Autumn…Fall.
Really the perfect word for this season and the many invitations to FALL – to let go, that this time of year naturally brings. It seems to me we are in a major cycle of death and endings. That we are all having our feet held to the fire in some way. Being required to both let go and hold on to what matters.
The words I keep hearing are to: build our capacity to stay present. To stay awake to what is happening in our personal heart, in our communities, country and the global community.
Right now there are fires and power outages, there are riots and death, there are political upheavals in multiple countries and there are plights in the natural world bigger than we can really take in.
This time of year the beauty and reminders of endings just keep coming through the natural world. Leaves turn their brilliant colors then die, darkness grows and light slips away. Crispness in the air invigorates and the coming cold drives us inside.
With all this, I am feeling such deep heart-opening and tenderness within myself and as I sit with clients. I feel a collective grief that is calling us/me deep into the heart. Deep into surrender. Deep into “not knowing”…not knowing the “answer”, not knowing “what do do” to navigate difficult situations, not knowing what will happen next….and so on.
I feel a sorrow that is both personal and transpersonal. I am practicing being deeply with this, bringing kindness rather than “trying to feel better”. I am finding a tender spaciousness here.
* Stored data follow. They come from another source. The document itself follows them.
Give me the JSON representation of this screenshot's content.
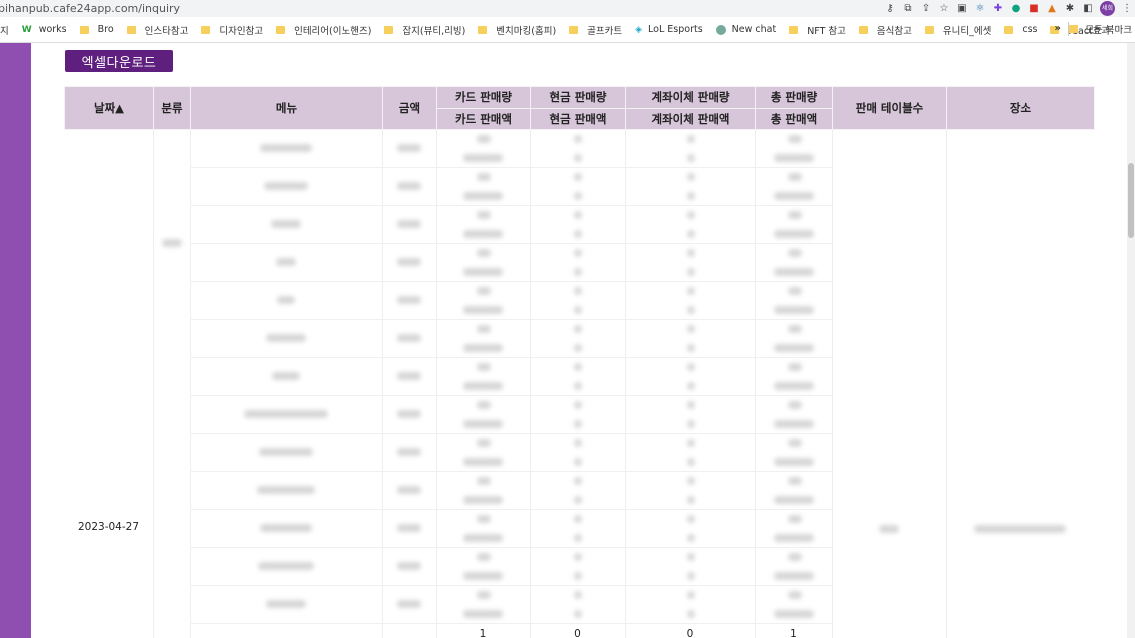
{
  "browser": {
    "url": "bihanpub.cafe24app.com/inquiry",
    "profile": "세희",
    "bookmarks": [
      {
        "label": "지",
        "icon": "none"
      },
      {
        "label": "works",
        "icon": "works-icon"
      },
      {
        "label": "Bro",
        "icon": "folder-icon"
      },
      {
        "label": "인스타참고",
        "icon": "folder-icon"
      },
      {
        "label": "디자인참고",
        "icon": "folder-icon"
      },
      {
        "label": "인테리어(이노핸즈)",
        "icon": "folder-icon"
      },
      {
        "label": "잡지(뷰티,리빙)",
        "icon": "folder-icon"
      },
      {
        "label": "벤치마킹(홈피)",
        "icon": "folder-icon"
      },
      {
        "label": "골프카트",
        "icon": "folder-icon"
      },
      {
        "label": "LoL Esports",
        "icon": "lol-icon"
      },
      {
        "label": "New chat",
        "icon": "chat-icon"
      },
      {
        "label": "NFT 참고",
        "icon": "folder-icon"
      },
      {
        "label": "음식참고",
        "icon": "folder-icon"
      },
      {
        "label": "유니티_에셋",
        "icon": "folder-icon"
      },
      {
        "label": "css",
        "icon": "folder-icon"
      },
      {
        "label": "react효과",
        "icon": "folder-icon"
      }
    ],
    "more": "»",
    "all_bookmarks": "모든 북마크"
  },
  "toolbar": {
    "excel_label": "엑셀다운로드"
  },
  "table": {
    "headers": {
      "date": "날짜▲",
      "category": "분류",
      "menu": "메뉴",
      "price": "금액",
      "card_qty": "카드 판매량",
      "card_amt": "카드 판매액",
      "cash_qty": "현금 판매량",
      "cash_amt": "현금 판매액",
      "transfer_qty": "계좌이체 판매량",
      "transfer_amt": "계좌이체 판매액",
      "total_qty": "총 판매량",
      "total_amt": "총 판매액",
      "tables": "판매 테이블수",
      "place": "장소"
    },
    "date": "2023-04-27",
    "totals": {
      "card": "1",
      "cash": "0",
      "transfer": "0",
      "total": "1"
    }
  }
}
Amongst the loss and grief this time of year there is a strange mix of playful celebration with Halloween parties and Dia De Los Muertos to honor the dead and our own eventual death. Celtic Samhain marks our turn towards darkness and the liminal space of the “thinning of the veil” between this world and the next. Hindu Diwali celebrates the spiritual “victory of light over darkness, good over evil and knowledge over ignorance” (1).
The mix of these energies somehow opens the heart even more. Maybe because all this places us smack dab in the middle of the multi faceted paradoxical human experience. The wild, unknowable now. Raw and real. Where we celebrate, grieve, feel loss, let go, breathe into our expanding heart, feel it crack open, surrender and fall into what matters most.